2

we are testing out the Ambassador Edge Stack and started with a brand new GKE private cluster in autopilot mode.

We installed from scratch following the quick start tour to get a feeling of it and ended up with the following error

Error from server: error when creating "mapping-test.yaml": conversion webhook for getambassador.io/v3alpha1, Kind=Mapping failed: Post "https://emissary-apiext.emissary-system.svc:443/webhooks/crd-convert?timeout=30s": net/http: request canceled while waiting for connection (Client.Timeout exceeded while awaiting headers)

We did a few rounds of DNS testing and deployed a few different test pods in different namespaces to validate that kube-dns is working properly, everything looks good at that end. Also the resolv.conf looks good.

Ambassador is using the hostname emissary-apiext.emissary-system.svc:443 (without the cluster.local) which should resolve fine. Doing a lookup with the FQN (with cluster.local) works fine btw.

Any clues?

Thanks a lot and take care.

Sebastian
  • 23
  • 3

2 Answers2

5

I think i found the solution, posting here if someone come across this later on.

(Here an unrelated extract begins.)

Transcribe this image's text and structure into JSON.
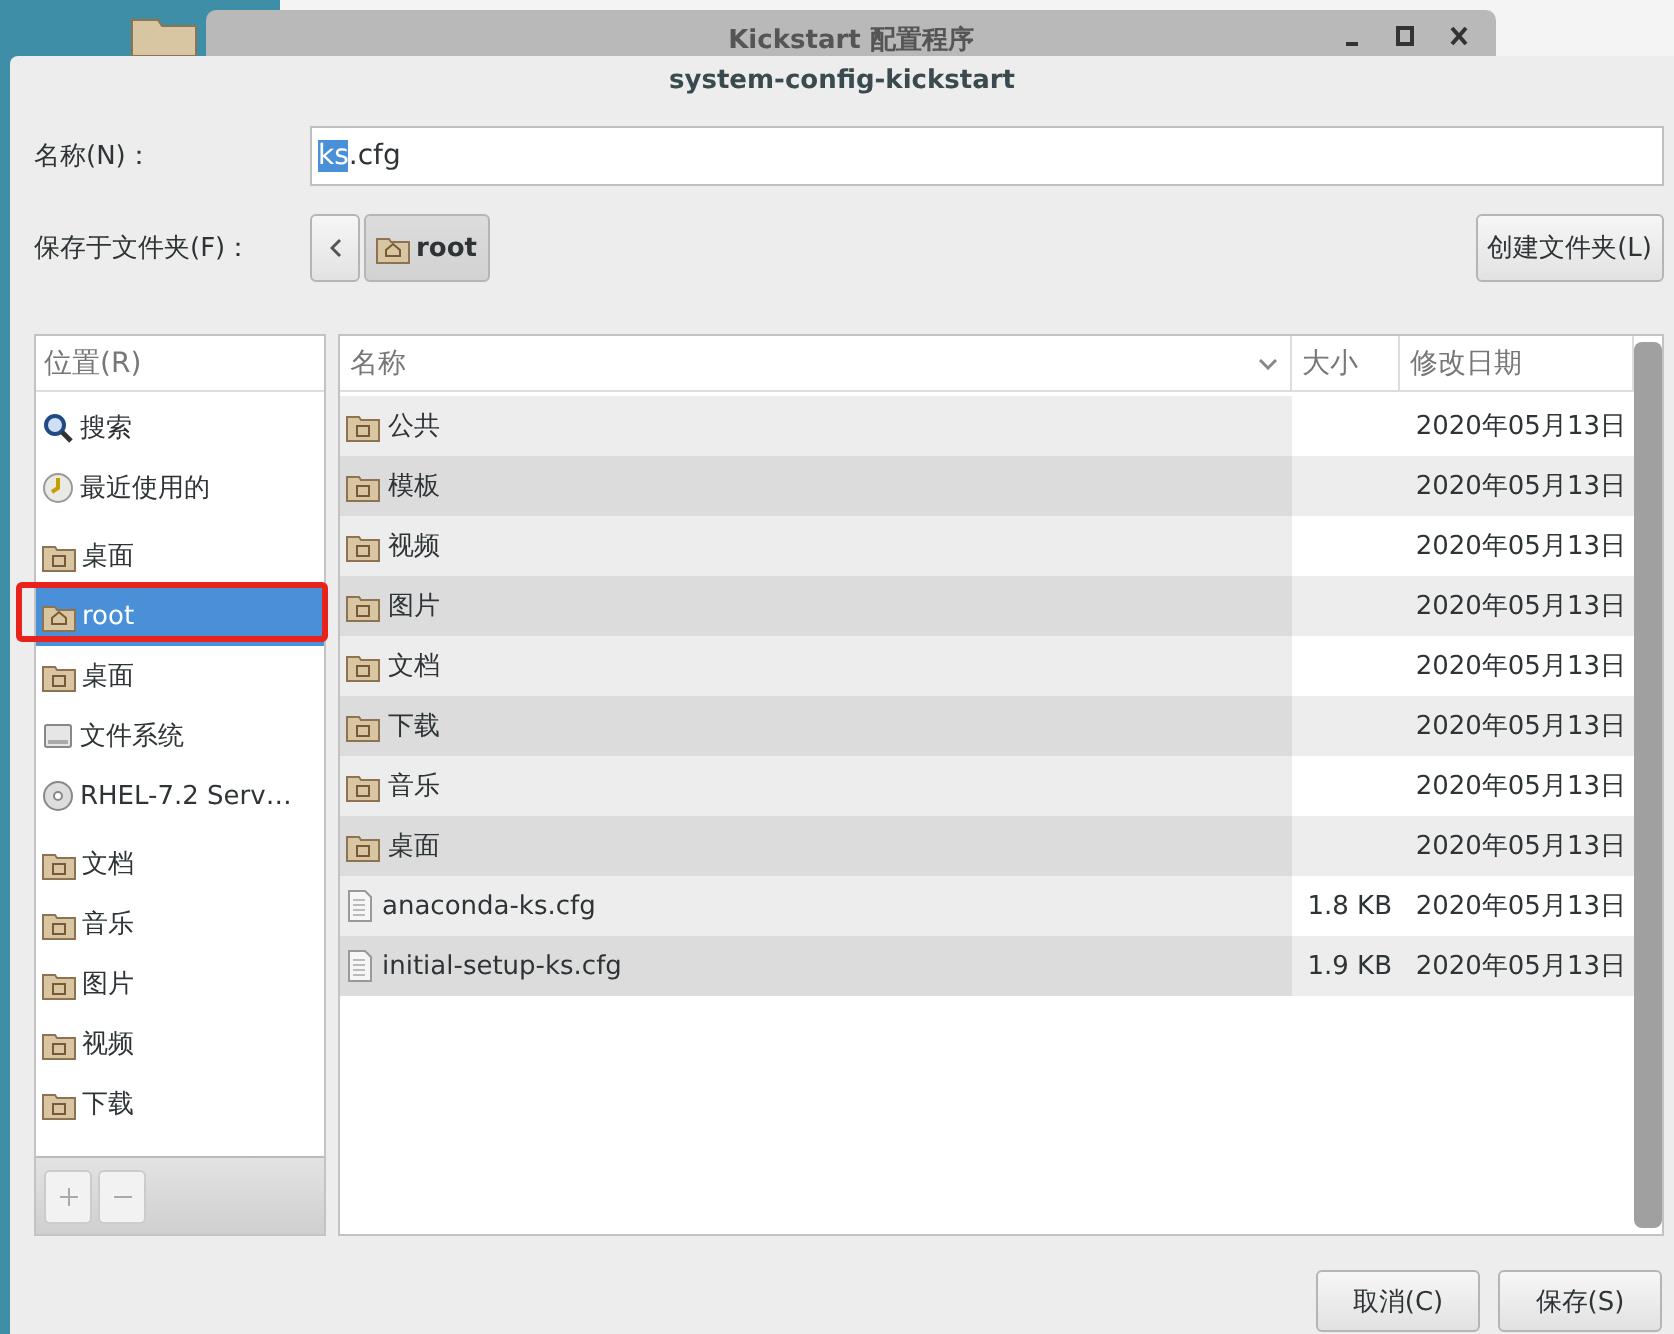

So i followed this to deploy Ambassador Edge Stack in a Autopilot private cluster. I was getting the same error when i was trying to deploy the Mapping object (step 2.2).

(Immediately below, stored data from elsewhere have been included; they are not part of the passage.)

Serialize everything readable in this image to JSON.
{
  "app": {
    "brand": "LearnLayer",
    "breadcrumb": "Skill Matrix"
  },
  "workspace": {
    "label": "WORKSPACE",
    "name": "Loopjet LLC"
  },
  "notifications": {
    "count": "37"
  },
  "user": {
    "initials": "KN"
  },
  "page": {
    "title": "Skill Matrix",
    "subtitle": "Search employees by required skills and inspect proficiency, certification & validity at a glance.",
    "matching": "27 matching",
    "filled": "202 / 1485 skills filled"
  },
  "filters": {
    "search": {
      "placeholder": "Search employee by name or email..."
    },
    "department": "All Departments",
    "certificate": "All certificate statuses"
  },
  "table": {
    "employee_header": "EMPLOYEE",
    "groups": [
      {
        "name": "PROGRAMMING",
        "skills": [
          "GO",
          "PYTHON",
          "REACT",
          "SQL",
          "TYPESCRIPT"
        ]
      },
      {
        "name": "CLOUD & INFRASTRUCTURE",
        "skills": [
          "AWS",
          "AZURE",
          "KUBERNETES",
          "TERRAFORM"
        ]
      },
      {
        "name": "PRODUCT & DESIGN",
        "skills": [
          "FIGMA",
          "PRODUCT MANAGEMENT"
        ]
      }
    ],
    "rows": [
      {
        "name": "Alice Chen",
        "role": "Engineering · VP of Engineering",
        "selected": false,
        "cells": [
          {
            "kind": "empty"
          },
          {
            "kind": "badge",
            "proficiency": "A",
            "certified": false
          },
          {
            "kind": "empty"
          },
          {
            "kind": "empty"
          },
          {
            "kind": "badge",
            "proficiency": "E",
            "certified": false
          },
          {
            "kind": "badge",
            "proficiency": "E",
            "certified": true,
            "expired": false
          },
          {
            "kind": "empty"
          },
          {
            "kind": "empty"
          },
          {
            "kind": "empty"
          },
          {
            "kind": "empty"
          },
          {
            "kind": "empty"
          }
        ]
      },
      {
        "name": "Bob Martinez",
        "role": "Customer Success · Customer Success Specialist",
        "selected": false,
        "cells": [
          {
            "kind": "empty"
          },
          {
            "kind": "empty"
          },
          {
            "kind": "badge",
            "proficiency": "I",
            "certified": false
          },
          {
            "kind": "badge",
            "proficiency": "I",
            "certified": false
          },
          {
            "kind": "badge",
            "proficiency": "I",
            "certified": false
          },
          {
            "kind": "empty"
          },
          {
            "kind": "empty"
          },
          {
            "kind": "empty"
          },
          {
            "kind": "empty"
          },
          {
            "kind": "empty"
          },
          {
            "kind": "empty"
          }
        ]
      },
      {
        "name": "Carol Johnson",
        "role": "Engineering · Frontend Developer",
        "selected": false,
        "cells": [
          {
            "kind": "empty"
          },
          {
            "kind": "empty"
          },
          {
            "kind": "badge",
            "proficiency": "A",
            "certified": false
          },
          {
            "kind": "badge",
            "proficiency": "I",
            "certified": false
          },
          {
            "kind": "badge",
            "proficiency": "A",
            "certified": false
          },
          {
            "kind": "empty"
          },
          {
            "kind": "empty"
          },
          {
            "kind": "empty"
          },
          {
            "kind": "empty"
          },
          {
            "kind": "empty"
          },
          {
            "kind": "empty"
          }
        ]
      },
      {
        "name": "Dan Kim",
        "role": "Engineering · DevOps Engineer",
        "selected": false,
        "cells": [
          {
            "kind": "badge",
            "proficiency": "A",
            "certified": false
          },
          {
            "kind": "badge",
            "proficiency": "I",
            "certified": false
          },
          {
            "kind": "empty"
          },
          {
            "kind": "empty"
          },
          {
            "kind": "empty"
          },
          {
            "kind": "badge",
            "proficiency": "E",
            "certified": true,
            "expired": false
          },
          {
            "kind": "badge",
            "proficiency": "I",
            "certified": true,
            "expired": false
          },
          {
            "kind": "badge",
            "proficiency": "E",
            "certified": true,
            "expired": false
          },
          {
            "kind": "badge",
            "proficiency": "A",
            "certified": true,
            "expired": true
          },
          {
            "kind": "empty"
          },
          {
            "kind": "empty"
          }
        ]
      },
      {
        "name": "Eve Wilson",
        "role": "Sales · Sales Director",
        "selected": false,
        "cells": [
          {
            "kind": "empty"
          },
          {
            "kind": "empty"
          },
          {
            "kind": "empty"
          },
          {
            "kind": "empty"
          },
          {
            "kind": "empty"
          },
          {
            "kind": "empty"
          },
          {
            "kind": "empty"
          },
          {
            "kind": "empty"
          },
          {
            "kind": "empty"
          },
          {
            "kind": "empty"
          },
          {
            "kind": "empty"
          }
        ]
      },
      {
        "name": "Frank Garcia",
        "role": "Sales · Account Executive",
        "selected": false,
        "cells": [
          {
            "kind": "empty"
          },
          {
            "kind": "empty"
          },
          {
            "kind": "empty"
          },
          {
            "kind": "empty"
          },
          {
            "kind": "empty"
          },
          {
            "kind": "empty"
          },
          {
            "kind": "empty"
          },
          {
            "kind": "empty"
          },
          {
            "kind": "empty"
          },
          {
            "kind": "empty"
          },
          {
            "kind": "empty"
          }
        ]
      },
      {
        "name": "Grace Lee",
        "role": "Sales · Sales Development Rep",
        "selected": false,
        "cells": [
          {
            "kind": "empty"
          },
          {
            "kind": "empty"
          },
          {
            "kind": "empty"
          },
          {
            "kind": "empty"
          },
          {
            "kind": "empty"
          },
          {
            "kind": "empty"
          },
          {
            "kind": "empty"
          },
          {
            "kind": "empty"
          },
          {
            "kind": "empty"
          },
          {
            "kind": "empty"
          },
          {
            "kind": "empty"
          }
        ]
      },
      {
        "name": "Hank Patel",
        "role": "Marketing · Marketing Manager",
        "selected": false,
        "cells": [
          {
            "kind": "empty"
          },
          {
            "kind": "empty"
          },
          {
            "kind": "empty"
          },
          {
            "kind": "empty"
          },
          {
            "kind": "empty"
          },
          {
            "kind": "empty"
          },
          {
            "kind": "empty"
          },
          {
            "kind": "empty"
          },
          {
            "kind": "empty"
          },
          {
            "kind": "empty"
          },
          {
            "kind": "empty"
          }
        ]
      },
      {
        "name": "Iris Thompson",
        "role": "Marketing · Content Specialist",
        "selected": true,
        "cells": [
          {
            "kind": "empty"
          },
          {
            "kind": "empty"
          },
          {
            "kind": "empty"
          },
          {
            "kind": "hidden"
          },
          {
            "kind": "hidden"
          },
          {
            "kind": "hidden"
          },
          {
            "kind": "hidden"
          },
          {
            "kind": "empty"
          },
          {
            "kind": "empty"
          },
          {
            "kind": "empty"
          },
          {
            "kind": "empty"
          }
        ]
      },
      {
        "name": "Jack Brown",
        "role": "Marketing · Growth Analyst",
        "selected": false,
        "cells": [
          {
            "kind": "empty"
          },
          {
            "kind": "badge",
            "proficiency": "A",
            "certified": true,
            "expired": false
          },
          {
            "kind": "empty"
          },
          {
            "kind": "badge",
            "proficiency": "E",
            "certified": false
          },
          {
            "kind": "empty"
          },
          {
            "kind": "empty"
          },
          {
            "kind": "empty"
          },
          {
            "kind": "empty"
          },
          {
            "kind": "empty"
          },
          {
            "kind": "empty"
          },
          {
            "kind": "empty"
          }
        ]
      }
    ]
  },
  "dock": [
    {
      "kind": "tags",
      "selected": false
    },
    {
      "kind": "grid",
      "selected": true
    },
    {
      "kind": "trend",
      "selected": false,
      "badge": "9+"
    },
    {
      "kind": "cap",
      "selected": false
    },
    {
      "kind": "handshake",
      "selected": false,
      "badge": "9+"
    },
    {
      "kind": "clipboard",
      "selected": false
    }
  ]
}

The issue is that the control plane (API Server) is trying to call emissary-apiext.emissary-system.svc:443 but the pods behind it are listening on port 8443 (figured that out by describing the Service).

So i added a firewall rule to allow the GKE control plane to talk to the nodes on port 443.

The firewall rule in question is called gke-gke-ap-xxxxx-master. The xxxx is called the cluster hash and is different for each cluster. To make sure you are editing the proper rule, double check that source IP Range matches the "Control plane address range" from the cluster details page. And that it's the rule that has a name ending with master.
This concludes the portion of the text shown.